The broad. Iong-term objective of this project is to define the molecular mechanisms by which general anesthetics act on protein targets in the CNS and periphery. This will guide the development of new anesthetic compounds possessing fewer side effects. The overall aim is to disentangle the effects of general anesthetics on agonist binding, channel gating kinetics, and agonist-induced desensitization in the best-characterized model ligand-gated ion channel (LGIC), the Torpedo nicotinic acetyicholine receptor (nAcChoR), and to identify the physicochemical features of anesthetics that govern their action on each kinetic step. The overall hypothesis is that general anesthetics act on the nAcChoR in a structurally specific manner because anesthetic binding affinity is strongly influenced by attractive electrostatic and repulsive steric interactions between anesthetics and their protein binding sites.
The specific aims are:
Aim 1 : (1) to test the hypothesis that electrostatic (dipolar, quadrupolar, and/or hydrogen bonding) interactions between general anesthetics and the nAcChoR enhance binding to functionally important sites on this receptor and (2) to identify the kinetic step(s) leading to nAcChoR channel opening that are altered by general anesthetics to determine whether an anesthetic's molecular volume or chemical class governs its action.

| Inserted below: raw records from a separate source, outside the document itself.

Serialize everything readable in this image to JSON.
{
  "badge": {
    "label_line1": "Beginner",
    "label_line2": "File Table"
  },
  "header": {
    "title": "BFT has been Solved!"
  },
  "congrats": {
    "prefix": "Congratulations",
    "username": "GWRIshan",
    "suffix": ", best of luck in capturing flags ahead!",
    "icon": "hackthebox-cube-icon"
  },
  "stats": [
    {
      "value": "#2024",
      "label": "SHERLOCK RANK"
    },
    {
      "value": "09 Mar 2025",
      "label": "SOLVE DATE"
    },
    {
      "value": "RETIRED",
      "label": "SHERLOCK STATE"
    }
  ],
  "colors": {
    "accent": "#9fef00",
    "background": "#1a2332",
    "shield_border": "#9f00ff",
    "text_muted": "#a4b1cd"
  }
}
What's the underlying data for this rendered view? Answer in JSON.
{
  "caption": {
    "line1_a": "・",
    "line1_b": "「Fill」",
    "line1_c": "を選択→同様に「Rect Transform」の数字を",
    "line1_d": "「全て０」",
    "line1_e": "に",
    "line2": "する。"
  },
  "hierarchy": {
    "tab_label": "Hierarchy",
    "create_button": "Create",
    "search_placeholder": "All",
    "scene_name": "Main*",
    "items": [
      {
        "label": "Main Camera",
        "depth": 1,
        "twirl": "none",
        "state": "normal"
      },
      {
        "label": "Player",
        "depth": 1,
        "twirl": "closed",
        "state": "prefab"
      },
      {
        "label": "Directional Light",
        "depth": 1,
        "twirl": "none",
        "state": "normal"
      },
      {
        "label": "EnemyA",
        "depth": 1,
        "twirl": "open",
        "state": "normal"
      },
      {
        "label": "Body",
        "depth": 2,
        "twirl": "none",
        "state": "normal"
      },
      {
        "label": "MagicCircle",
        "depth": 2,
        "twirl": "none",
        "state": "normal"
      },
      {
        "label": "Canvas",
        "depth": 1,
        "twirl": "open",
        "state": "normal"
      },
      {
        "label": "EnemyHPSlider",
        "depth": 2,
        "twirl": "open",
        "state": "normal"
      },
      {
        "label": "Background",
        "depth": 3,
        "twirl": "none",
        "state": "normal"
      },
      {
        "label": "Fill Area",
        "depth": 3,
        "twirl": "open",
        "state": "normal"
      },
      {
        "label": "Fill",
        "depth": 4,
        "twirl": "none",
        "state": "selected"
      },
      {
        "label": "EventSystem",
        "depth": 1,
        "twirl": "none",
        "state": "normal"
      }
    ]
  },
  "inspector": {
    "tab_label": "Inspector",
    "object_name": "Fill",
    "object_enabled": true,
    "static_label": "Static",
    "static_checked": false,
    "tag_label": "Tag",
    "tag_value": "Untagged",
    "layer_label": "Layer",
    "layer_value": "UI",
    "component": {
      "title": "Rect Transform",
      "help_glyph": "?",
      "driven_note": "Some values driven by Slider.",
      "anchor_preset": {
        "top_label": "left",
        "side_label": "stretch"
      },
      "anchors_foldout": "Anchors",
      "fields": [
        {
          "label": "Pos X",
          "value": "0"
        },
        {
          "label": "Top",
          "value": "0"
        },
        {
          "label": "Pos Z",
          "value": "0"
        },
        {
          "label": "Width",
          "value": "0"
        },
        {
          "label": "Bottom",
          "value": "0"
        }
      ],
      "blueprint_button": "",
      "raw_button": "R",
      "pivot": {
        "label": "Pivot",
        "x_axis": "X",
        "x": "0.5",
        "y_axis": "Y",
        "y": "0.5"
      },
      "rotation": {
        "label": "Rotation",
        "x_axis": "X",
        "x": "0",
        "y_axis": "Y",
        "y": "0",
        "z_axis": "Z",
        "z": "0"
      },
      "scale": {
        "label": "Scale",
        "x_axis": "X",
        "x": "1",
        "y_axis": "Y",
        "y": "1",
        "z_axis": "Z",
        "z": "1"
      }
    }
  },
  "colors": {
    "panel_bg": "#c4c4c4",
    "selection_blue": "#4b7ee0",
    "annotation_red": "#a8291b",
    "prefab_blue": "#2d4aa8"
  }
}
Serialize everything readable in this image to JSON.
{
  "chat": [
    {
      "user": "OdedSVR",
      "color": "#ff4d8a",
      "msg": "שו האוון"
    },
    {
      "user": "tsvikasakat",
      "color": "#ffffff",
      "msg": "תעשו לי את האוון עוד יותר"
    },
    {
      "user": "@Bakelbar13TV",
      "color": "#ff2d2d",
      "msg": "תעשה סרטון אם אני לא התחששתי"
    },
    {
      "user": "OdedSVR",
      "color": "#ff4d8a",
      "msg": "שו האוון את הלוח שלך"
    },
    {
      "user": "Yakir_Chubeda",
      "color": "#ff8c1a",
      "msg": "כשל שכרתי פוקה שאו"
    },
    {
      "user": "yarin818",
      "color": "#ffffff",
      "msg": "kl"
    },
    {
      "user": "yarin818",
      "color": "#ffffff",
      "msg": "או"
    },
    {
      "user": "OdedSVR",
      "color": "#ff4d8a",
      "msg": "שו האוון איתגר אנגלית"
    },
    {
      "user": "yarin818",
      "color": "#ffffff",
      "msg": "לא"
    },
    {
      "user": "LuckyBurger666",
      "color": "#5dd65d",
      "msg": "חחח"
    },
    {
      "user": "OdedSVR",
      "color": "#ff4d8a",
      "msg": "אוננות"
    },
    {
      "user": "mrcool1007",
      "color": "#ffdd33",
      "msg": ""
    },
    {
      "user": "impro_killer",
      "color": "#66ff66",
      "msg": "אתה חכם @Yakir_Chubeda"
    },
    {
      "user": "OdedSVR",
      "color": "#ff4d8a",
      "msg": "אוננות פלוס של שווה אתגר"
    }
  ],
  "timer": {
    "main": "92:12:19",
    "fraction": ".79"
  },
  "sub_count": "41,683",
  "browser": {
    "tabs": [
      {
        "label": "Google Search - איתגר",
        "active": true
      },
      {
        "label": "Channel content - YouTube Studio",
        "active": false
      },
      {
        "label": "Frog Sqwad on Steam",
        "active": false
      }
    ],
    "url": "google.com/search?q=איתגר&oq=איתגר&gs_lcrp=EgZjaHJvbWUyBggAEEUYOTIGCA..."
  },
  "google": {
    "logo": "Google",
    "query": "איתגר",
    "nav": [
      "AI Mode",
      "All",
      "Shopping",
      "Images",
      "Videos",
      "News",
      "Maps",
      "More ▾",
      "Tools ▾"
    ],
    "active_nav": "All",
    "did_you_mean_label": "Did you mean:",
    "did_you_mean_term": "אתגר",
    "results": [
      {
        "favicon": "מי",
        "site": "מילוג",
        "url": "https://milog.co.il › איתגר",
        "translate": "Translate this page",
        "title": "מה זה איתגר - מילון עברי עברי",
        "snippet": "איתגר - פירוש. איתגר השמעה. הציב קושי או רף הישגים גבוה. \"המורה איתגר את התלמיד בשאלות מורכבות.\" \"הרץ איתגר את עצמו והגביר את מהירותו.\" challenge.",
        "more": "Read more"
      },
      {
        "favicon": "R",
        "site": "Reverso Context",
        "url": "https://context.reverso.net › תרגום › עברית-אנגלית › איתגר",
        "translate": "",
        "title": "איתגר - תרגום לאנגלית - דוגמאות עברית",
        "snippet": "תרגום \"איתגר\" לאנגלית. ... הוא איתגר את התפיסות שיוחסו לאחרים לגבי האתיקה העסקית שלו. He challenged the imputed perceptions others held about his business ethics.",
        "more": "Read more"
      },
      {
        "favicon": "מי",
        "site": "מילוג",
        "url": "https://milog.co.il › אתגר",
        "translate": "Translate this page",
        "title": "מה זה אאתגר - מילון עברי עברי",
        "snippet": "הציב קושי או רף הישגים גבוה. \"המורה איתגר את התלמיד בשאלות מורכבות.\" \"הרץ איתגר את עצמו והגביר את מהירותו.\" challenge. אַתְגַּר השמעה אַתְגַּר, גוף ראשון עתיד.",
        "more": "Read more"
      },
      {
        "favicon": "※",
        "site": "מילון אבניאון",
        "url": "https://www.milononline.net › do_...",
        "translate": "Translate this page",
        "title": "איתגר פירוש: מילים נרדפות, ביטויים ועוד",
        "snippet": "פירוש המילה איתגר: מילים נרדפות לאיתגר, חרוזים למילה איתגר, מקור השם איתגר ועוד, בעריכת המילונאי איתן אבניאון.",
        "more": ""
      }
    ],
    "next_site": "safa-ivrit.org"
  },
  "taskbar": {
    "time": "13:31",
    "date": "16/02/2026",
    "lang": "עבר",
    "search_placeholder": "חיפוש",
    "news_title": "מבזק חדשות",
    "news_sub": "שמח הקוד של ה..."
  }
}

Aim 2 : (1) to test the hypothesis that small general anesthetics increase nAcChoR's rate constant for desensitization by binding to a protein binding site that sterically limits the binding of large anesthetics and (2) to test the hypothesis that general anesthetics stabilize the open channel state and increase the rate constant for desensitization by binding to the same small receptor binding site. The proposed studies will lead to a better understanding of the fundamental interactions between anesthetics and their targets in the CNS and periphery. The nAcChoR was chosen as the experimental model because its function is far better defined than that of any other LGIC, allowing one to interpret anesthetic actions within the framework of a well-established and robust kinetic model. The method used to define anesthetic actions on the nAcChoR is a new rapid sequential mixing stopped-flow fluorescence assay developed and validated by the PI that can assess anesthetic actions on agonist binding, channel gating, and desensitization kinetics without the potentially confounding effects of anesthetic-induced channel blockade.